出会った本の数だけ自分をアップグレード! 赤羽氏の「ACTION READING」を基にした 読書記録のブログ

『深夜特急1』沢木耕太郎(1986)

 沢木耕太郎さんとの出会いは、VISAカード会員に送られてくる月刊情報誌の「feel 感じる写真館」にて。今回深夜特急を読んで、まず最初に思った事は、沢木さん、好きが仕事になって、もう30年以上現役なんだ。すげー。でした。

 今回は1994年に出された文庫本を手に取りましたが、巻末にある対談の起こしが読み応えがあって面白い。そこで紹介されている沢木さんの”旅のスタイル”を忘れないようにメモしておきたいと思います。

 ”どこへ行くにも地図を持っていかないし、ガイドブックの類もほとんど読まない。
空港でも駅でも、到着したら街の中央にはどう行ったらいいのかを誰かに聞いて、そこに行く。そうすると何かが起きるじゃないですか。その’何か’に導かれるようにして泊まるところが決まってくる。そうすれば、あとは歩くこととバスに乗ることでだいたいの街の感じをつかむことはできるし、自由に動いていくことが可能になる。”

 いいな、いいな。ガイドブックを見ない旅。
トライしたことはあるけれど、一緒に行った友達の情報に頼る&知識不足で学びの機会が減ったという結果に終わった苦い経験から、下準備が大事なんだ!と、それ以降の旅ではガイドブックにどれだけ付箋を付けるかに命をかけていました。
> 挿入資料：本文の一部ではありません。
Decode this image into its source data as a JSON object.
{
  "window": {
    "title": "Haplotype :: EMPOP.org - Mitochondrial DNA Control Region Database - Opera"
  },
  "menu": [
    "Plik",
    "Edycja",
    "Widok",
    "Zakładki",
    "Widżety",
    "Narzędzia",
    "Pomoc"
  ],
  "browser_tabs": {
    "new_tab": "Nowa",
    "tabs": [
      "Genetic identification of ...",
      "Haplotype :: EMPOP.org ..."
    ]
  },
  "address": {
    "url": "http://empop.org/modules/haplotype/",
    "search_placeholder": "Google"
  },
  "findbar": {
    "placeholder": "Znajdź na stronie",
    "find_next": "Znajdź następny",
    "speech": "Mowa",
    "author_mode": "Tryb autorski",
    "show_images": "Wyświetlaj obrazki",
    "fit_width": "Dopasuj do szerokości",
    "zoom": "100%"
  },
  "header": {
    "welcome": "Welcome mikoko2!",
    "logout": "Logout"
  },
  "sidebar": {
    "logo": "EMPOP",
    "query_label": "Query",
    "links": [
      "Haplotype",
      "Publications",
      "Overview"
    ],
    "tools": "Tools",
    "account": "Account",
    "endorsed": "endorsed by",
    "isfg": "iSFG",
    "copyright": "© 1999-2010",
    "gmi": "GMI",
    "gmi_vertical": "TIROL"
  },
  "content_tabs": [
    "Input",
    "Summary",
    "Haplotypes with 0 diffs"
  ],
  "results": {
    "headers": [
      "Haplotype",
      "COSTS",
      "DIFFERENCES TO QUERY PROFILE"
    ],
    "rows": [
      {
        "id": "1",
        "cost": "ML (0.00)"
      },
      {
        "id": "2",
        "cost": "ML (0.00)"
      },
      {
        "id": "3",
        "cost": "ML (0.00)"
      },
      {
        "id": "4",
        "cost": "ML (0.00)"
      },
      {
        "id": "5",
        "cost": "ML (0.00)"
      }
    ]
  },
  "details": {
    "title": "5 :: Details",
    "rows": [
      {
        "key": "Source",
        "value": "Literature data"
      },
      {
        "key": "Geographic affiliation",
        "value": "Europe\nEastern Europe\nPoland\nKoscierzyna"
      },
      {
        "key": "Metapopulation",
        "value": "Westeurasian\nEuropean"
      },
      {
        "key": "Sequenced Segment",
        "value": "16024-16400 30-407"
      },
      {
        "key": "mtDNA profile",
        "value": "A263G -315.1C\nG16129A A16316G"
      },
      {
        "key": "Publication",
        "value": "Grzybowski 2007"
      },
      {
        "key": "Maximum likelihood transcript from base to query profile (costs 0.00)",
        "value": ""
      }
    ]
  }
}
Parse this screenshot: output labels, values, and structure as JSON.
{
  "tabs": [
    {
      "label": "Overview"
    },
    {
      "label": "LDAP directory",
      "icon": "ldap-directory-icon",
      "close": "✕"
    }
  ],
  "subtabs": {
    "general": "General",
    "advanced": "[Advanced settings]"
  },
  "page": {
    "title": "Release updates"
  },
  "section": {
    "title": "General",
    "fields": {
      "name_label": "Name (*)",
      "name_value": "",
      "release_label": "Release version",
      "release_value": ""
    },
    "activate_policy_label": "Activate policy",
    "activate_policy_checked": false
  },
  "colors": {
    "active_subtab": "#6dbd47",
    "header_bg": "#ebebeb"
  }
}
でもねー。旅行が終わった後残る感情って、”付箋付けた所は一通り周れたな”とか、”買いたかったお土産は一通り買えたな”とかなのです。そこに違和感を抱いていたのも事実。
沢木さんの言葉を借りるなら、” 友人たちと1カ月ほどスペインを回ったことがあったんだけど、そのときの経験は、一行だね。「面白かったな」と。ただそれだけ。”

 そう!それですよ沢木さん!!

 そんな沢木さんでも、ざっくり旅のスケジュールを立てようと試みたそう。でも気づいたんだって、計画通りに動くくらいならこんな旅をする必要はないって。もう一切予定はたてまいって。26歳の彼が望んだのは、”中途半端な賢明さから出して、人のためにもならず、学問の進歩にも役立たず、真実をきわめることもなく、記録を作るためのものでもない、何の意味もなく、徹底した酔狂の側に身を委ねる旅”だそう。”真剣に酔狂なことをする旅”。ロックだね。

 この著の中にバッグの中身リストがあって、3冊の本を持っていたと記載があります。
・西南アジアに関する歴史書
・星座についての概要書
・中国詩人選集『李賀』
私だったら何を持っていくかな~

 

 家族が出来ると、安全な国・小奇麗なホテル・外国人観光客が多いエリアをメインで回る旅が多くなるけれど、公立の中央図書館を覗きに行ったり(英語圏ではない国の図書館で、英語の絵本がどれだけあるかでその国の英語教育の水準が少しわかってきます)、現地の人が利用する乗り物を積極的に利用したり(タクシーだけでは地図が全然頭に入ってこない!)と、沢木さんの旅スタイルに少しでも近づけるよう、私の旅もアップデートしていきたいと思います。